Even if you still have a fan, tracking the temperatures of your CPU and whatever else gets hot is very important!

Most of the time, temperatures will spike if you use a program that requires a lot of processing power. The heat that is generated by the resistance of the electric current will heat up the central processing unit (CPU or Processor), graphics processing unit (GPU or Graphics Card), Graphics Memory Controller Hub (GMCH), and anything else that generates heat. Most new computers have built-in temperature detection. It's supposed to trigger the fan when it gets too hot and save energy. But if the fan keeps running, perhaps the people who develop these systems should redsign these machines to put the hot parts as close to the edge of the machine to vent out this heat. I'll talk more about that in a bit. But first lets install the software that allows us to read this information.

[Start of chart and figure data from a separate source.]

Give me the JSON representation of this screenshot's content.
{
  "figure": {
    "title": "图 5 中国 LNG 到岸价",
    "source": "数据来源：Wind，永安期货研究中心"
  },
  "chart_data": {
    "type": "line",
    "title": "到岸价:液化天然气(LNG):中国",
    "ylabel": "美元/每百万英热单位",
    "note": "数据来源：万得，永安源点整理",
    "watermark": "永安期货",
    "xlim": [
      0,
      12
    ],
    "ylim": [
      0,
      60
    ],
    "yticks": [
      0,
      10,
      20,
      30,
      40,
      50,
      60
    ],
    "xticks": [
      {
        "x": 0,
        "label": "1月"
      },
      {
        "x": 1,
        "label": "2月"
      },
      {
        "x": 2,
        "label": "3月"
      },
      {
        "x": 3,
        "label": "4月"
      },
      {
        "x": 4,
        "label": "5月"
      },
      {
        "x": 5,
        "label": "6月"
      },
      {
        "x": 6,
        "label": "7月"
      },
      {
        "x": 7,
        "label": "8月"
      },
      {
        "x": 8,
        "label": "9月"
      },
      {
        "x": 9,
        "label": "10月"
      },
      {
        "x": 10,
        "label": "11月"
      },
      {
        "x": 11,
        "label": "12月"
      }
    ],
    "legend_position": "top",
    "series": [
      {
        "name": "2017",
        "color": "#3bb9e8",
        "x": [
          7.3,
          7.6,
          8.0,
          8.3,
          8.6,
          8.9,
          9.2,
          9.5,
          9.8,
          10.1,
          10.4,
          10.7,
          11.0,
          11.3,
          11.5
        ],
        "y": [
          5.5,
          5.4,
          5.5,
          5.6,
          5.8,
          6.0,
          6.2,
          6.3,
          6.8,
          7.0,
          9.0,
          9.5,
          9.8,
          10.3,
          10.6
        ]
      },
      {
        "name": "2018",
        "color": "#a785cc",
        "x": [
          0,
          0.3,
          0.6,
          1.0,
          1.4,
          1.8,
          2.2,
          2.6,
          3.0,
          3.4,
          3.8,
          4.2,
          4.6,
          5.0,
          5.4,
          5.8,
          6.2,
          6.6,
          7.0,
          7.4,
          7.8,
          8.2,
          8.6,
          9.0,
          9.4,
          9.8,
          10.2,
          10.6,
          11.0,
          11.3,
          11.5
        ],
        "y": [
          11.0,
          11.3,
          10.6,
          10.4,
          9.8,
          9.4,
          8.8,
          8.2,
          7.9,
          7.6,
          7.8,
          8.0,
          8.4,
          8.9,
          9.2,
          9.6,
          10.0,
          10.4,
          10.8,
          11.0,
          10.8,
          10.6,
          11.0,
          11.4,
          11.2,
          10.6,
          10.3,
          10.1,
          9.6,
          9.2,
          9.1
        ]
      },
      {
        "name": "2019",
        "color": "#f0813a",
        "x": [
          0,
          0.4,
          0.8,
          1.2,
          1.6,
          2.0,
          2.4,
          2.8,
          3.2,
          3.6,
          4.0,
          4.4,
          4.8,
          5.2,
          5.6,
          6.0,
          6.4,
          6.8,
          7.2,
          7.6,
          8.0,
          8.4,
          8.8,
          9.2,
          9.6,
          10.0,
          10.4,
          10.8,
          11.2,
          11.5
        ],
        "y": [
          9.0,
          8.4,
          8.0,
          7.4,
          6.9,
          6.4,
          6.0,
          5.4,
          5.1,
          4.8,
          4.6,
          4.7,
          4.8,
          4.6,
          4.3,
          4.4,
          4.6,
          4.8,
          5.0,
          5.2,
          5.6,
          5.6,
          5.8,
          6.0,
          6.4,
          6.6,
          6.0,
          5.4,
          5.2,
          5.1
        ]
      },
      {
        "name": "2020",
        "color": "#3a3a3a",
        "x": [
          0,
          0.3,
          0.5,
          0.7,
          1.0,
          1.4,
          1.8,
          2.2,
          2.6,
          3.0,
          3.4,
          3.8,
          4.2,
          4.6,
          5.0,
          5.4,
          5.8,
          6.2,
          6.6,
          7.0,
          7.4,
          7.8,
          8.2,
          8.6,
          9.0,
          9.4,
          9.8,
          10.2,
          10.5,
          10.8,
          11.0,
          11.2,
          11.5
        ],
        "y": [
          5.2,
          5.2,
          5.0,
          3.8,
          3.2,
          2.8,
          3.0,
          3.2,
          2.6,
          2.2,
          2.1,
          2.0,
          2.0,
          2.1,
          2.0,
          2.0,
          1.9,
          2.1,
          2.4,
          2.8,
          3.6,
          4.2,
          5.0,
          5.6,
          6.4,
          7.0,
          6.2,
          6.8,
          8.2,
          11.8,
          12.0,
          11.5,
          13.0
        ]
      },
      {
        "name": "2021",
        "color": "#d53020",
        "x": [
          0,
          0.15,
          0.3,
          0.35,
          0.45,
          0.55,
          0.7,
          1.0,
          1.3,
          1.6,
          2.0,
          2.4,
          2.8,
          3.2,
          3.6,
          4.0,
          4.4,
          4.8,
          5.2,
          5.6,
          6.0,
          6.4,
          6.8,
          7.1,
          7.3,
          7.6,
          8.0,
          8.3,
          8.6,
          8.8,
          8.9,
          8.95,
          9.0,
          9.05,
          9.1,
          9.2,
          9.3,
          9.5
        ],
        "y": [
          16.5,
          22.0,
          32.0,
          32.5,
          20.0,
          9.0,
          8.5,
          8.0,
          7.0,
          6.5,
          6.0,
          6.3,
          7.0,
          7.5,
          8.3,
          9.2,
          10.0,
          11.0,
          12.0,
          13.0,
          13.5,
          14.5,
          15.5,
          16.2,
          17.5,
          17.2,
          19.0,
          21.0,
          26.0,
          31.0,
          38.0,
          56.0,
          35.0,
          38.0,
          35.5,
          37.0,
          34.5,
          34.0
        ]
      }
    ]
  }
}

$ sudo http-proxy= apt-get install lm-sensors
$ sudo sensors-detect				# say "y" (yes) to everything.
$ sudo service module-init-tools start		# this should restart that service
$ sensors					# You don't need to sudo to use this.
acpitz-virtual-0
Adapter: Virtual device
temp1:        +73.0°C  (crit = +100.0°C)

coretemp-isa-0000
Adapter: ISA adapter
Core 0:       +58.0°C  (crit = +90.0°C)
$

As you can see, we are fortunate enough to have a system set up that indicates what the critical temperature is. When any of these components reach critical temperature, the BIOS sets a shutdown message and the computer turns off.

When the fan does not work, or if the computers design does not consider where this heat needs to go, you are going to have a machine that malfunctions, which is why it is important to put the hot parts near the edge and use the fan to blow this hot air own and draw cool air in. Otherwise, you've signed a space heater with a hard drive.

At any rate, I plan on explaining how to put this information into the tmux status bar in the near future.